Only 18 percent of fashion business leaders named sustainability a top risk for growth in 2025, down from 29 percent from 2024, according to McKinsey & Co.’s State of the Fashion report for 2025. And over eight in 10 sustainability experts in North America said in a 2024 GlobeScan/ERM Sustainability Institute Leaders survey that there’s a backlash against the sustainability and ESG agenda. To cite a few examples: Tractor Supply Co. announced in June it would withdraw its carbon-emissions goals, and Nike cut its Sustainable Innovation team in late 2023; Unilever walked back its pledge to halve its use of virgin plastics by 2025, instead aiming to reduce it by a third by 2026, according to Bloomberg.
Hosie has also noticed companies shifting their sustainability goals. “A lot of companies thought, ‘We’ll just do it in house,'” not realizing how challenging many of these green initiatives are. “Oftentimes its not in the company’s DNA to be able to execute on these initiatives.
“Companies are realizing it’s hard,” Hosie continued. “Once you’re set in your ways, once the supply chain has been built, it’s really hard to change that and change it quickly.”
As the largest returns recommerce marketplace for baby gear in North America — and the only one in the industry that’s Certified B Corp — Hosie said she’s presenting those companies with a first-of-its-kind solution in reverse logistics.

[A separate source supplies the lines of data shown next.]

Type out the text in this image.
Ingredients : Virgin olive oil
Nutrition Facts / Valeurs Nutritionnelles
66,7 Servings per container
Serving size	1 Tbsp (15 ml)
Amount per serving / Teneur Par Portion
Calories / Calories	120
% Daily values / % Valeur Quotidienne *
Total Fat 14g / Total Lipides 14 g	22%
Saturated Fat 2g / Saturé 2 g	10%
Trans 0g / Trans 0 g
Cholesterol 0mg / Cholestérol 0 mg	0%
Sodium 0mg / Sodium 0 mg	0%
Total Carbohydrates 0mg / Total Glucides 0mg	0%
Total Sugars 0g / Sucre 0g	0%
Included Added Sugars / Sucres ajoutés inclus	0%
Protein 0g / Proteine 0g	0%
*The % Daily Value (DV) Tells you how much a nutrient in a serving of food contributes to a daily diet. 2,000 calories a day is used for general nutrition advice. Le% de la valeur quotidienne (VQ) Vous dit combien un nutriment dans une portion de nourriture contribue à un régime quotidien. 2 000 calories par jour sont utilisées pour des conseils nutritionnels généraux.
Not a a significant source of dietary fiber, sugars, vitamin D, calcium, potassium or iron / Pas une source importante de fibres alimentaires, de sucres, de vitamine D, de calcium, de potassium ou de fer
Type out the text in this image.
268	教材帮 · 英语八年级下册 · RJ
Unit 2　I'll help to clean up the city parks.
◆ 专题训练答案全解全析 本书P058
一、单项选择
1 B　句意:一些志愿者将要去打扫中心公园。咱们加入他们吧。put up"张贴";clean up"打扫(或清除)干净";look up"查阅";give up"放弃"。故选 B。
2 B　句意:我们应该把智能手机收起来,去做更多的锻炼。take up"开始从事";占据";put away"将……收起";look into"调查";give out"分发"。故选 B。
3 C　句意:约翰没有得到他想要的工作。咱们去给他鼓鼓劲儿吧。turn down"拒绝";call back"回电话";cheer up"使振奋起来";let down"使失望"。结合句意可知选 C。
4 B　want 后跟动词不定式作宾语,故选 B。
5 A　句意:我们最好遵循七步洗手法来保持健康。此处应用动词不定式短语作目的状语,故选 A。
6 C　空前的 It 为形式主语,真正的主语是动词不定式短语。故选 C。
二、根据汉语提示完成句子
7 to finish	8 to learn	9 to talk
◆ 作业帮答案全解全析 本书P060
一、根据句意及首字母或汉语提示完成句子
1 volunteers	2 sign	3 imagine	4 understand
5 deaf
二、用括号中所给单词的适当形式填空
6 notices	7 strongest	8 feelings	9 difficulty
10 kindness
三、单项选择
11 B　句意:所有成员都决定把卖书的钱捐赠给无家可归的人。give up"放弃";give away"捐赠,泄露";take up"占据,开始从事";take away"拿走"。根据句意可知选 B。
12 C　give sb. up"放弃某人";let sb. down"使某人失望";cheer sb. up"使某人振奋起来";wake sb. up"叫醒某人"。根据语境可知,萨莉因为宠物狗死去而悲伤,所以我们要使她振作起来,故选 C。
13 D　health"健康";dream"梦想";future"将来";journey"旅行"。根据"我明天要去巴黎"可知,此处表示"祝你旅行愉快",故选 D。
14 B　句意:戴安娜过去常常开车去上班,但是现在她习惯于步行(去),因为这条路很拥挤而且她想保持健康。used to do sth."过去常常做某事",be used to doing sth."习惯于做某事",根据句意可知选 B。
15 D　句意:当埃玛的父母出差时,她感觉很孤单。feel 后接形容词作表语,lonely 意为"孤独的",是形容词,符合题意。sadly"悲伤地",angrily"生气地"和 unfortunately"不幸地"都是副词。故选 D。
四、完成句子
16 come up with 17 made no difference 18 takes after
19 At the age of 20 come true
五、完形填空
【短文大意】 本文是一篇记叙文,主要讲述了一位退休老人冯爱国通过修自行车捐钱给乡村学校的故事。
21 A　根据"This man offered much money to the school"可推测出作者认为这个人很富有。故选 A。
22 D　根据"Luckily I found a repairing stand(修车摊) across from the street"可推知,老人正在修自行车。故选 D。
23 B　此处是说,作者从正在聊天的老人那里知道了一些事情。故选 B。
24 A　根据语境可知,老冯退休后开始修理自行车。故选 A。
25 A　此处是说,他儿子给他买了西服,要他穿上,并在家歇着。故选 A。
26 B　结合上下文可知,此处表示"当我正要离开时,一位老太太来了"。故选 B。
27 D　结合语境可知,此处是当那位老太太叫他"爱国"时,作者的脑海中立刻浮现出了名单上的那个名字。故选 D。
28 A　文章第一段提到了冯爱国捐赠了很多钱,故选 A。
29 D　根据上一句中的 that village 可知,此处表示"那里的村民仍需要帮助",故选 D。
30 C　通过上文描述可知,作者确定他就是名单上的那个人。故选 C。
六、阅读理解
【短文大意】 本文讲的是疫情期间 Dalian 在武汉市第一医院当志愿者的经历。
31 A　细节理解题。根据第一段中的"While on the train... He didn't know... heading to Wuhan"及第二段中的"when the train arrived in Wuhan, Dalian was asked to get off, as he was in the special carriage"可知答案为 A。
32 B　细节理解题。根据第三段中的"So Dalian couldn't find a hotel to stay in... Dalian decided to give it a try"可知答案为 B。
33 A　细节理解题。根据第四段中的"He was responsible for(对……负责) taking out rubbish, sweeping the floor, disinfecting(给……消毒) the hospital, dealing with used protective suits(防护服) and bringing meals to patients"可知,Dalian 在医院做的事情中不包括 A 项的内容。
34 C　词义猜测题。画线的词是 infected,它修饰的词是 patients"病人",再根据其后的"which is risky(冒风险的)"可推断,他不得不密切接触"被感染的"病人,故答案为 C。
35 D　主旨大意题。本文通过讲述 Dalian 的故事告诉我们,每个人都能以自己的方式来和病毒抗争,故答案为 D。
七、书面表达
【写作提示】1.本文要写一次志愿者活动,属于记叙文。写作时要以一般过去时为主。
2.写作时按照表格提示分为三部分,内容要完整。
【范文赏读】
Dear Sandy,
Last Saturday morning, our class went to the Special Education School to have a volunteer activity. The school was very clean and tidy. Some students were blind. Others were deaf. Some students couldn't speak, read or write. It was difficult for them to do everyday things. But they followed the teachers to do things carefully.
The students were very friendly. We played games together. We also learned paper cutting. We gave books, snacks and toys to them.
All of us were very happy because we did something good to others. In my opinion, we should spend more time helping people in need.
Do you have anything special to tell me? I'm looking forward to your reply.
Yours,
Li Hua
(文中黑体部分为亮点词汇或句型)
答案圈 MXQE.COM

“We’re truly extensions of our retail and brand partners’ operations teams,” noted Hosie. “They’re trusting us with their returns recommerce. It’s the technology, the labor, the facility space … it’s a whole other business model.”
The Conscious Consumer
The U.S. recommerce market is expected to reach $276 billion by 2028. It turns out, customers are actually shifting their spending toward companies with ESG initiatives. A 2023 NielsenIQ and McKinsey & Co. study found that products that had one of six ESG classifications — related to animal welfare, environmental sustainability, organic farming methods, plant-based ingredients, social responsibility, or sustainable packaging — were more popular than those that didn’t have any of those ESG classifications.
Hosie said she’s seeing that play out amongst parents, particularly Gen Z and millennial parents, who are more conscious about the environmental impact for the next generation.
“They’re about to give birth to a child and they’re imagining what the planet is going to be like,” Hosie said, adding a consumer has the added challenge of deciphering what is “real” environmental impact and what is just greenwashing.
“When we talk about our impact, it’s fully transparent and it’s honest,” Hosie said, adding REBEL has prevented 12 million pounds of baby gear from entering landfills annually.
Long term, Hosie said REBEL is surging, onboarding many new partners and scaling into other categories. It entered the home category in the fall. REBEL is backed by several venture capital funds, including Serena Williams’ Serena Ventures, and received $18 million in Series A funding in September.
This article has been updated to reflect the company’s new name as of March 11, REBEL.